HHS Releases Voluntary Cybersecurity Practices for Health Industry

The Department of Health and Human Services on Friday released a publication containing voluntary cybersecurity practices to healthcare organizations ranging in size from local clinics to large hospital systems.

Titled “Health Industry Cybersecurity Practices: Managing Threats and Protecting Patients,” the four-volume publication is the result of a two-year public-private partnership between HHS and healthcare industry professionals. According to a press statement from HHS, more than 150 cybersecurity and healthcare experts participated in the effort, which was mandated through the Cybersecurity Act of 2015.

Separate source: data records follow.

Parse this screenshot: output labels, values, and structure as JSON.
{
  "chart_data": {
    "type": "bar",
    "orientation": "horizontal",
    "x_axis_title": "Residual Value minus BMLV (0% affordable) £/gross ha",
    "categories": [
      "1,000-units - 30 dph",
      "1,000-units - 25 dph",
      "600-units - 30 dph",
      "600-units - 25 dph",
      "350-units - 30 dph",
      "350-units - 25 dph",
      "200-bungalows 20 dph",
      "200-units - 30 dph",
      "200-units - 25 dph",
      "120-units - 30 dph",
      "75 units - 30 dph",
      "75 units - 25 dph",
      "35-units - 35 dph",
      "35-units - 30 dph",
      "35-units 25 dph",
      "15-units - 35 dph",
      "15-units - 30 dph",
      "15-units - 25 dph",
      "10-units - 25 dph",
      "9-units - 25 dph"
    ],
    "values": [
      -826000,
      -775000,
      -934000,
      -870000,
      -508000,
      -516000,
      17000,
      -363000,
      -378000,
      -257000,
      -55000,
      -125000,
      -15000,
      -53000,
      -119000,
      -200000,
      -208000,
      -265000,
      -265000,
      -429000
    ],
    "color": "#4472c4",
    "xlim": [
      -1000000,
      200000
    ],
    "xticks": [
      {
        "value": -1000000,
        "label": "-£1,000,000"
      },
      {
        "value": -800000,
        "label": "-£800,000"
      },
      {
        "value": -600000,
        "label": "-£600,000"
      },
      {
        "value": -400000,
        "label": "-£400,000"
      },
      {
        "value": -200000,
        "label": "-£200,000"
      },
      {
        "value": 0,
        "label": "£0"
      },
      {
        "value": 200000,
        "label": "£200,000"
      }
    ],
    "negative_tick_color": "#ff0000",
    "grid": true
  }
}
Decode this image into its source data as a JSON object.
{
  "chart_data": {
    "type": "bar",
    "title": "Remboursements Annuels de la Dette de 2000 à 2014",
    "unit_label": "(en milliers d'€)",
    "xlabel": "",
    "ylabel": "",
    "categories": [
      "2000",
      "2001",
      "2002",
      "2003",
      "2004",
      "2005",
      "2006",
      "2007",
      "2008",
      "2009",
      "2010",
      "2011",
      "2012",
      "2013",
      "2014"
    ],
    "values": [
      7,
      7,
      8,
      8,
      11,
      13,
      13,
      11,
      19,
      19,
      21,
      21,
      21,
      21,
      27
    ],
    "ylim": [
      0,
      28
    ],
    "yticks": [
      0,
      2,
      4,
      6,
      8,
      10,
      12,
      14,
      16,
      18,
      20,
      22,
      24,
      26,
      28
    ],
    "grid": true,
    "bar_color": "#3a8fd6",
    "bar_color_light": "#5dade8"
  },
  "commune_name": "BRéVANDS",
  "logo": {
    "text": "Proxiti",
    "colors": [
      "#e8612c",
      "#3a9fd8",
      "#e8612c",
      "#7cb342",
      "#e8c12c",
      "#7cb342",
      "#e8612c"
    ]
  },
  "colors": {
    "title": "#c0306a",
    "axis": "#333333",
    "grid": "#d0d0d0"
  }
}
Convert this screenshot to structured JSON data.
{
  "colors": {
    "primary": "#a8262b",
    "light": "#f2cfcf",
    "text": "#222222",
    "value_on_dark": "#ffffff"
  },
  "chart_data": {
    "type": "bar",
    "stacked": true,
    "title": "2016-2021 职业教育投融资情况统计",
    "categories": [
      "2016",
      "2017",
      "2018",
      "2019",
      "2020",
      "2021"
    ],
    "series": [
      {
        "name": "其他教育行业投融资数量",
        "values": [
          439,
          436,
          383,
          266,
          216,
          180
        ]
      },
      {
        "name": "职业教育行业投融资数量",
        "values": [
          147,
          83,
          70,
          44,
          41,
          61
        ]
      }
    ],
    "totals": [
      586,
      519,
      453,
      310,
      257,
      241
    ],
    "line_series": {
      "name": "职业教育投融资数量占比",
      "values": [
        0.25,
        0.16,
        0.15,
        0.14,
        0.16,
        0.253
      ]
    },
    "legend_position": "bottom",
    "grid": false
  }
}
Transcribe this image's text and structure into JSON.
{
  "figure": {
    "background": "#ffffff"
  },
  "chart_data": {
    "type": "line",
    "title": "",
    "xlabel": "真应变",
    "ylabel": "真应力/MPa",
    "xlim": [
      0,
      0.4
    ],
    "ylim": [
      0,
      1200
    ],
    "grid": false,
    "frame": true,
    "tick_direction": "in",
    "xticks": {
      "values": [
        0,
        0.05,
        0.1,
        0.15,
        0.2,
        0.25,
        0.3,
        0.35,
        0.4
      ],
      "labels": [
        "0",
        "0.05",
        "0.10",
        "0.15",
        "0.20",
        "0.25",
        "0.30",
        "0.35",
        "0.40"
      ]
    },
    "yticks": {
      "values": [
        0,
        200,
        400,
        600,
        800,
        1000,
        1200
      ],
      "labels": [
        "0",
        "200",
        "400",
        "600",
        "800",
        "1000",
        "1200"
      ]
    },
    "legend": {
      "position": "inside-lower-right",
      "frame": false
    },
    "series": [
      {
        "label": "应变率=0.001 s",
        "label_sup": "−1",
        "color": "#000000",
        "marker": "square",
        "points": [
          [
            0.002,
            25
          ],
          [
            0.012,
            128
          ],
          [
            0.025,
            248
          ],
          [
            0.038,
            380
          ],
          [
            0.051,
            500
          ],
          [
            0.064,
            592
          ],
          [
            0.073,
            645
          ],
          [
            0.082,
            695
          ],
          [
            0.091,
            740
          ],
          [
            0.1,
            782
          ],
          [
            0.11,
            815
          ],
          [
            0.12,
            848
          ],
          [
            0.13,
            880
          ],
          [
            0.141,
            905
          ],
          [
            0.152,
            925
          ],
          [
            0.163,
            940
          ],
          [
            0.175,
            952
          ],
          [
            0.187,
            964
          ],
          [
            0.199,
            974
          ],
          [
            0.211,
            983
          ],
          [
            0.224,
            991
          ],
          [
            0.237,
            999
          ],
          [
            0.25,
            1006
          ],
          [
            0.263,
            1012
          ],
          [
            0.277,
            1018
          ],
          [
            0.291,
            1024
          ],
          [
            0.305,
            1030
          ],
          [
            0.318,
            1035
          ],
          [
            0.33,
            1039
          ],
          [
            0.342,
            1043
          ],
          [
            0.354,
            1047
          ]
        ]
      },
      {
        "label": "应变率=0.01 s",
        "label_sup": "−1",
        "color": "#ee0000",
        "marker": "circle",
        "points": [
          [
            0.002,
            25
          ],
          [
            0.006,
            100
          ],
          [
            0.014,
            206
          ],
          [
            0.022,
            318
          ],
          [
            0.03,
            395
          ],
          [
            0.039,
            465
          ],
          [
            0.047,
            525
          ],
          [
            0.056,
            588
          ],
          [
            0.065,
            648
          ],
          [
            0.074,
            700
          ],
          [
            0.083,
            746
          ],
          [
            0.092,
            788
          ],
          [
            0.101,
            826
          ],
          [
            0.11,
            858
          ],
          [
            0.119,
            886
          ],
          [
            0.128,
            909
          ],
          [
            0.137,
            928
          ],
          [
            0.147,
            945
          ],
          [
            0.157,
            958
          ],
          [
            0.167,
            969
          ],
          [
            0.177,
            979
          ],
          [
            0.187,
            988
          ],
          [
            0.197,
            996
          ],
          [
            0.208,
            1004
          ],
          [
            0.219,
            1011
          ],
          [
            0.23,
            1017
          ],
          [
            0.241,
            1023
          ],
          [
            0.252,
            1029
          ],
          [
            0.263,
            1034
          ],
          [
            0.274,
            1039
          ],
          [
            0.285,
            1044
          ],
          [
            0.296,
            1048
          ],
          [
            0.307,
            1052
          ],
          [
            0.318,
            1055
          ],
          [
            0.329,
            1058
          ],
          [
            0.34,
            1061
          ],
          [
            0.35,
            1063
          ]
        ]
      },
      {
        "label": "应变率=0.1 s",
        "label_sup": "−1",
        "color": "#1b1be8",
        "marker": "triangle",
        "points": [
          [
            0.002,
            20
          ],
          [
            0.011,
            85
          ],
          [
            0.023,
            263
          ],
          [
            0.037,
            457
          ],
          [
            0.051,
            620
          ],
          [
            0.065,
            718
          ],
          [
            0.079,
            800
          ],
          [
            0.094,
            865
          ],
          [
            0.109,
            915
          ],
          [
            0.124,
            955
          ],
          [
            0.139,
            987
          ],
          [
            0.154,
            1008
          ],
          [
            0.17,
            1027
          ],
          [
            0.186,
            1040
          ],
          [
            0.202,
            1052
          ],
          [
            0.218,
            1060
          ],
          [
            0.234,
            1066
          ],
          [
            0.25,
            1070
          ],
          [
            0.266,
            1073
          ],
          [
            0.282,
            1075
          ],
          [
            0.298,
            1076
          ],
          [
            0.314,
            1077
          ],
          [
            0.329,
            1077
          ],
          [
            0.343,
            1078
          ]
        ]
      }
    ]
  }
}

“Cybersecurity is everyone’s responsibility. It is the responsibility of every organization working in healthcare and public health,” Janet Vogel, HHS Acting Chief Information Security Officer said in a statement. “In all of our efforts, we must recognize and leverage the value of partnerships among government and industry stakeholders to tackle the shared problems collaboratively.”

The guidance is a mixture of highly technical solutions and common sense practices applicable to a wide range of healthcare facilities. The core of the document explores the five most relevant threats to the healthcare industry and recommends 10 cybersecurity practices to mitigate them. It also emphasizes the importance of moving quickly to address these threats.

“The healthcare industry is truly a varied digital ecosystem. We heard loud and clear through this process that providers need actionable and practical advice, tailored to their needs, to manage modern cyber threats,” said Erik Decker, industry co-lead and Chief Information Security and Privacy Officer for the University of Chicago Medicine. “That is exactly what this resource delivers; recommendations stratified by the size of the organization, written for both the clinician as well as the IT subject matter expert.”